Mantık Al-Tayr, Feriüddin Attâr
By Aisha Benghazi on Haz 4, 2012 in Hayat, İnsan, Kitap Alıntısı, Ölüm, Zaman Nedir?
Bir mezar kazıcı vardı, pek uzun ömürlüydü. Birisi dedi ki:
- – Bir şey söyle, bir şey anlat bize, bir ömürdür çukurlarda mezar kazar durursun, yer altında şaşılacak ne gördün?
- – sana şaşılacak bir şey söyleyeyim, hâlimi anlatayım, : Bu köpek nefsim tam yetmiş yıldır mezar kazdığımı gördü de bir an bile ölmedi!

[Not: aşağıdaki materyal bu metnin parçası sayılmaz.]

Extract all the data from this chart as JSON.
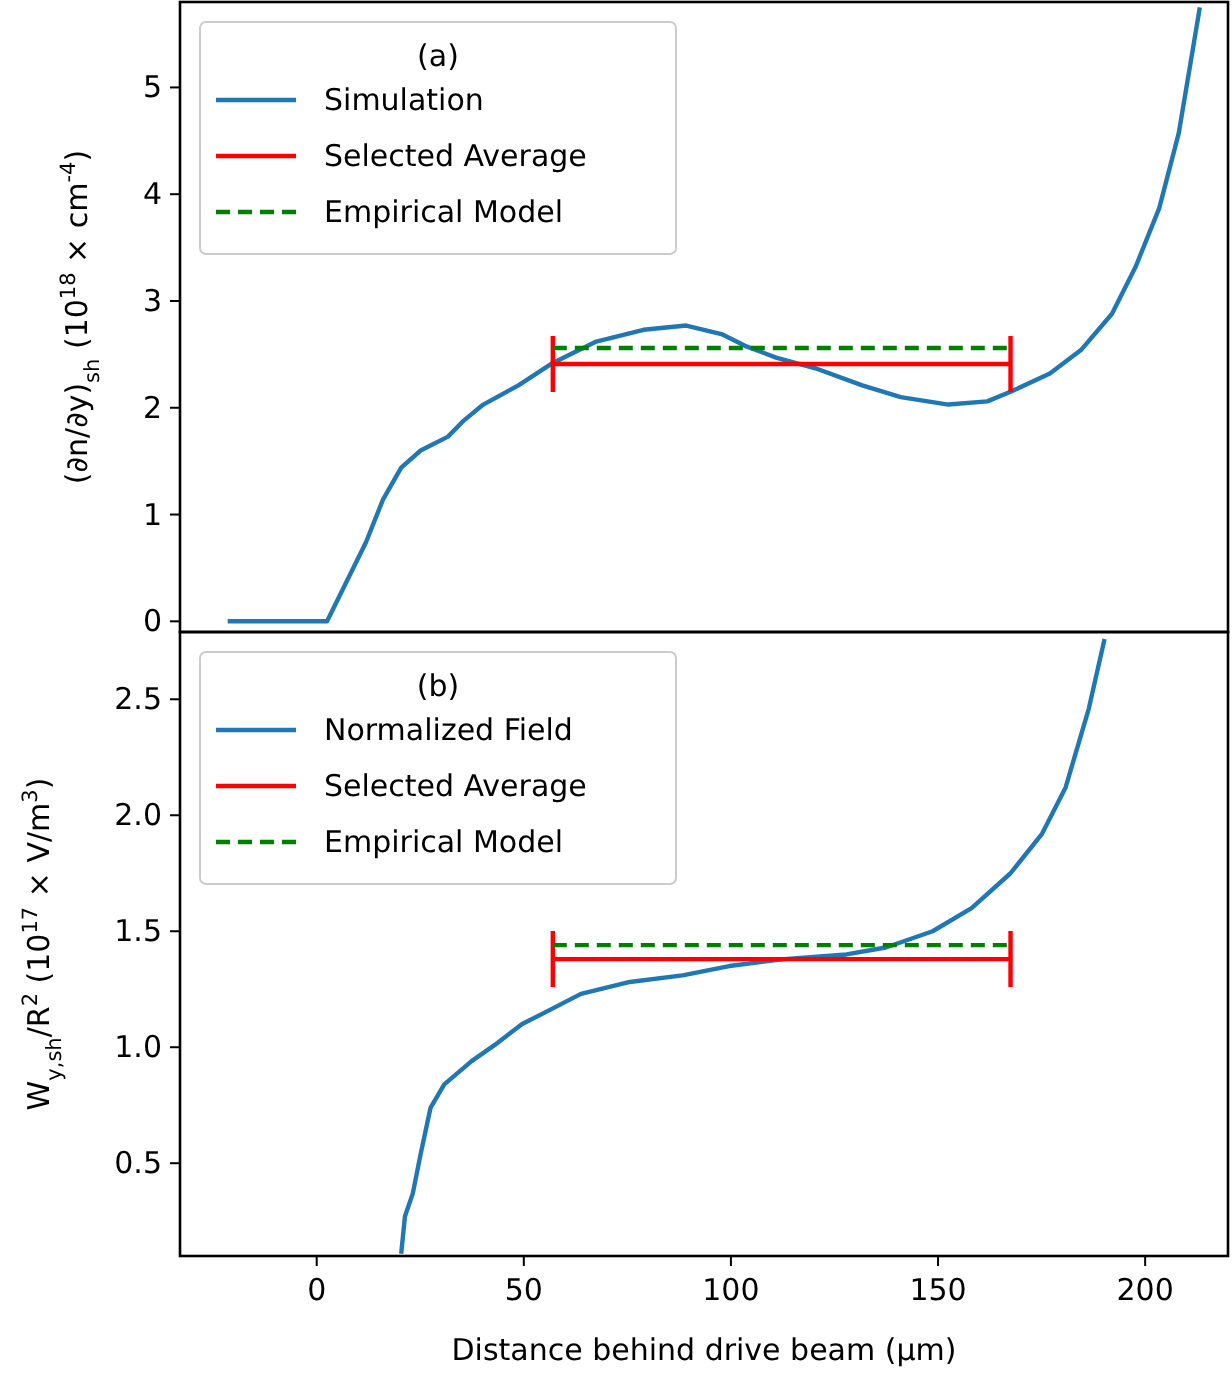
{
  "chart_data": [
    {
      "type": "line",
      "legend_title": "(a)",
      "legend": "top left",
      "ylabel": "(∂n/∂y)$_{sh}$ (10$^{18}$ × cm$^{-4}$)",
      "xlim": [
        -33,
        220
      ],
      "xticks": [
        0,
        50,
        100,
        150,
        200
      ],
      "ylim": [
        -0.1,
        5.8
      ],
      "yticks": [
        0,
        1,
        2,
        3,
        4,
        5
      ],
      "tick_labels": "y",
      "series": [
        {
          "name": "Simulation",
          "color": "#1f77b4",
          "line_style": "solid",
          "x": [
            -21.5,
            2.5,
            7.2,
            11.9,
            16,
            20.4,
            25.1,
            31.7,
            35.5,
            40.2,
            48.7,
            57,
            67.5,
            78.9,
            89.2,
            97.7,
            103.4,
            110.9,
            120.4,
            131.7,
            141,
            152.5,
            161.9,
            167.5,
            177,
            184.5,
            192,
            197.7,
            203.4,
            208.1,
            211,
            213.2
          ],
          "values": [
            0,
            0,
            0.37,
            0.74,
            1.14,
            1.44,
            1.6,
            1.73,
            1.88,
            2.03,
            2.21,
            2.42,
            2.62,
            2.73,
            2.77,
            2.69,
            2.58,
            2.47,
            2.37,
            2.21,
            2.1,
            2.03,
            2.06,
            2.15,
            2.32,
            2.54,
            2.88,
            3.32,
            3.87,
            4.57,
            5.24,
            5.75
          ]
        },
        {
          "name": "Selected Average",
          "color": "#ff0000",
          "line_style": "solid",
          "x": [
            57,
            167.5
          ],
          "values": [
            2.41,
            2.41
          ]
        },
        {
          "name": "Empirical Model",
          "color": "#008000",
          "line_style": "dashed",
          "x": [
            57,
            167.5
          ],
          "values": [
            2.56,
            2.56
          ]
        }
      ]
    },
    {
      "type": "line",
      "legend_title": "(b)",
      "legend": "top left",
      "ylabel": "W$_{y,sh}$/R$^{2}$ (10$^{17}$ × V/m$^{3}$)",
      "xlabel": "Distance behind drive beam (μm)",
      "xlim": [
        -33,
        220
      ],
      "xticks": [
        0,
        50,
        100,
        150,
        200
      ],
      "ylim": [
        0.1,
        2.79
      ],
      "yticks": [
        0.5,
        {
          "value": 1,
          "label": "1.0"
        },
        1.5,
        {
          "value": 2,
          "label": "2.0"
        },
        2.5
      ],
      "series": [
        {
          "name": "Normalized Field",
          "color": "#1f77b4",
          "line_style": "solid",
          "x": [
            20.4,
            21.3,
            23.2,
            25.1,
            27.5,
            30.8,
            37.4,
            43,
            49.6,
            56.2,
            63.8,
            75.1,
            88.3,
            99.6,
            112.8,
            127.9,
            137.4,
            148.7,
            158.1,
            167.5,
            175.1,
            180.8,
            186.4,
            190.2
          ],
          "values": [
            0.11,
            0.27,
            0.37,
            0.54,
            0.74,
            0.84,
            0.94,
            1.01,
            1.1,
            1.16,
            1.23,
            1.28,
            1.31,
            1.35,
            1.38,
            1.4,
            1.43,
            1.5,
            1.6,
            1.75,
            1.92,
            2.12,
            2.46,
            2.76
          ]
        },
        {
          "name": "Selected Average",
          "color": "#ff0000",
          "line_style": "solid",
          "x": [
            57,
            167.5
          ],
          "values": [
            1.38,
            1.38
          ]
        },
        {
          "name": "Empirical Model",
          "color": "#008000",
          "line_style": "dashed",
          "x": [
            57,
            167.5
          ],
          "values": [
            1.44,
            1.44
          ]
        }
      ]
    }
  ]
}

Kaynak: Mantık Al-Tayr, Feriüddin Attâr
İranlı mutasavvıf şair Ferîdüddîn-i Attâr 12. yy sonu- 13. yy başında yaşamış, İslam tarihinin en önemli şahsiyetlerinden biridir. İlahînâme ve Tezkiret-ül Evliya gibi eserlerinin yanı sıra, en tanınmış mesnevisi sayılan ve Hz. Mevlana dâhil kendinden sonraki pek çok mutasavvıfta iz bırakan Mantık al-Tayr (Kuşların Dili) da ise Attâr, çeşitli semboller aracılığıyla tasavvufun temellerini, önemli prensiplerini ve tasavvufî inancı anlatmaktadır.
Eserde çok zengin bir sembolik dil kullanılmış ve hakikat yolunun yolcuları kuşlarla simgelenmiştir. Eserdeki kuşların her biri bir insan tipini temsil etmektedir. Hakikate ulaşmak için bir yolculuğa çıkarlar. Hüthüt bu yolculukta kuşların önderi, yani mürşididir. Simurg ise Cenab-ı Hakk’ın zuhurudur.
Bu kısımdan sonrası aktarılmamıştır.